Speaking in Seoul, Mr Kerry reconfirmed the US's commitment to protecting itself and its allies.
But he played down a US report that the North has a nuclear warhead, saying it was "inaccurate" to suggest it has "a working and tested" device.
A declassified section of a report from the Defense Intelligence Agency (DIA) report had warned there was "moderate" confidence that Pyongyang had developed the technology to mount a nuclear warhead on a missile.
'Food not missiles' North Korea will mark the birth of national founder Kim Il-sung on 15 April, a date which could be used for a missile launch.
It has moved two Musudan ballistic missiles to its east coast. Estimates of their range vary, but some suggest the missiles could travel 4,000km (2,500 miles).
That would put US bases on Guam within range, although it is not believed that the Musudan has been tested before.
In a joint news conference with his South Korea counterpart, Mr Kerry said that if Northern leader Kim Jong-un decided to go ahead with a launch "he will be choosing wilfully to ignore the entire international community, his own obligations which he has accepted, and it will be a provocative and unwanted act that will raise people's temperature".
"It is a huge mistake for him to choose to do that because it will further isolate his people ... who are desperate for food not missile launches, who are desperate for opportunity not for a leader who wants to flex his muscles in this manner," he said.
Mr Kerry said that in his talks with South Korean President Park Geun-hye she had made clear her "bright vision" of a peaceful Korean peninsula free of nuclear weapons.
"We are prepared to work with conviction that relations between the North and South can improve and can improve very quickly," he said.
"The world will be much better off if the leaders of the North, and one leader in particular, can make the right decision."
On Saturday Mr Kerry will move on to China. He said he would urge leaders there to use their influence to rein in Pyongyang's aggression.
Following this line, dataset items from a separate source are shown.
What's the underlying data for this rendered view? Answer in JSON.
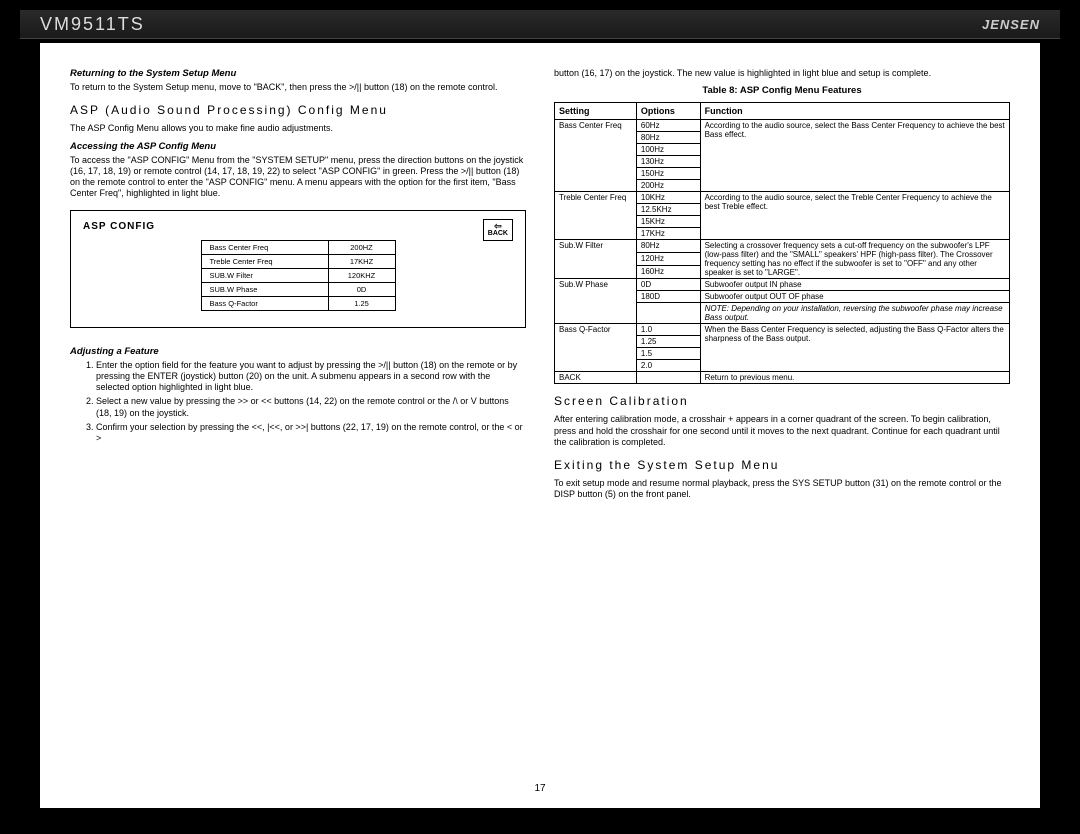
{
  "header": {
    "model": "VM9511TS",
    "brand": "JENSEN"
  },
  "left": {
    "returning_h": "Returning to the System Setup Menu",
    "returning_p": "To return to the System Setup menu, move to \"BACK\", then press the >/|| button (18) on the remote control.",
    "asp_h": "ASP (Audio Sound Processing) Config Menu",
    "asp_p": "The ASP Config Menu allows you to make fine audio adjustments.",
    "access_h": "Accessing the ASP Config Menu",
    "access_p": "To access the \"ASP CONFIG\" Menu from the \"SYSTEM SETUP\" menu, press the direction buttons on the joystick (16, 17, 18, 19) or remote control (14, 17, 18, 19, 22) to select \"ASP CONFIG\" in green. Press the >/|| button (18) on the remote control to enter the \"ASP CONFIG\" menu. A menu appears with the option for the first item, \"Bass Center Freq\", highlighted in light blue.",
    "asp_box": {
      "title": "ASP CONFIG",
      "back": "BACK",
      "rows": [
        [
          "Bass Center Freq",
          "200HZ"
        ],
        [
          "Treble Center Freq",
          "17KHZ"
        ],
        [
          "SUB.W Filter",
          "120KHZ"
        ],
        [
          "SUB.W Phase",
          "0D"
        ],
        [
          "Bass Q-Factor",
          "1.25"
        ]
      ]
    },
    "adjust_h": "Adjusting a Feature",
    "adjust_list": [
      "Enter the option field for the feature you want to adjust by pressing the >/|| button (18) on the remote or by pressing the ENTER (joystick) button (20) on the unit. A submenu appears in a second row with the selected option highlighted in light blue.",
      "Select a new value by pressing the >> or << buttons (14, 22) on the remote control or the /\\ or V buttons (18, 19) on the joystick.",
      "Confirm your selection by pressing the <<, |<<, or >>| buttons (22, 17, 19) on the remote control, or the < or >"
    ]
  },
  "right": {
    "top_p": "button (16, 17) on the joystick. The new value is highlighted in light blue and setup is complete.",
    "table_caption": "Table 8: ASP Config Menu Features",
    "th": [
      "Setting",
      "Options",
      "Function"
    ],
    "rows": [
      {
        "setting": "Bass Center Freq",
        "setting_rowspan": 6,
        "opt": "60Hz",
        "fn": "According to the audio source, select the Bass Center Frequency to achieve the best Bass effect.",
        "fn_rowspan": 6
      },
      {
        "opt": "80Hz"
      },
      {
        "opt": "100Hz"
      },
      {
        "opt": "130Hz"
      },
      {
        "opt": "150Hz"
      },
      {
        "opt": "200Hz"
      },
      {
        "setting": "Treble Center Freq",
        "setting_rowspan": 4,
        "opt": "10KHz",
        "fn": "According to the audio source, select the Treble Center Frequency to achieve the best Treble effect.",
        "fn_rowspan": 4
      },
      {
        "opt": "12.5KHz"
      },
      {
        "opt": "15KHz"
      },
      {
        "opt": "17KHz"
      },
      {
        "setting": "Sub.W Filter",
        "setting_rowspan": 3,
        "opt": "80Hz",
        "fn": "Selecting a crossover frequency sets a cut-off frequency on the subwoofer's LPF (low-pass filter) and the \"SMALL\" speakers' HPF (high-pass filter). The Crossover frequency setting has no effect if the subwoofer is set to \"OFF\" and any other speaker is set to \"LARGE\".",
        "fn_rowspan": 3
      },
      {
        "opt": "120Hz"
      },
      {
        "opt": "160Hz"
      },
      {
        "setting": "Sub.W Phase",
        "setting_rowspan": 3,
        "opt": "0D",
        "fn": "Subwoofer output IN phase"
      },
      {
        "opt": "180D",
        "fn": "Subwoofer output OUT OF phase"
      },
      {
        "opt": "",
        "fn": "NOTE: Depending on your installation, reversing the subwoofer phase may increase Bass output.",
        "note": true
      },
      {
        "setting": "Bass Q-Factor",
        "setting_rowspan": 4,
        "opt": "1.0",
        "fn": "When the Bass Center Frequency is selected, adjusting the Bass Q-Factor alters the sharpness of the Bass output.",
        "fn_rowspan": 4
      },
      {
        "opt": "1.25"
      },
      {
        "opt": "1.5"
      },
      {
        "opt": "2.0"
      },
      {
        "setting": "BACK",
        "opt": "",
        "fn": "Return to previous menu."
      }
    ],
    "screen_h": "Screen Calibration",
    "screen_p": "After entering calibration mode, a crosshair + appears in a corner quadrant of the screen. To begin calibration, press and hold the crosshair for one second until it moves to the next quadrant. Continue for each quadrant until the calibration is completed.",
    "exit_h": "Exiting the System Setup Menu",
    "exit_p": "To exit setup mode and resume normal playback, press the SYS SETUP button (31) on the remote control or the DISP button (5) on the front panel."
  },
  "pagenum": "17"
}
He will then travel to Japan.
Mr Kerry said it was "clear to everybody in the world that no country in the world has as close a relationship or as significant an impact on [North Korea] than China", and that talks there would aim to "lay out a path that will defuse this tension".
His hope, he said, was that from talks in China and Japan "we will find the unity necessary to provide a very different set of alternatives for how we can proceed and ultimately diffuse this situation".
On Thursday, China carried out a civilian emergency drill in a town near its border with the North.
China's state media said the half-hour exercise covered evacuations and responses to an air raid and was aimed at raising public awareness of disaster prevention and relief.
North Korea has increased its warlike rhetoric following fresh UN sanctions imposed after its third nuclear test in February and joint military manoeuvres by the US and South Korea.
The North says it will restart a mothballed nuclear reactor, has shut an emergency military hotline to the South and has urged countries to withdraw diplomatic staff, saying it cannot now guarantee their safety.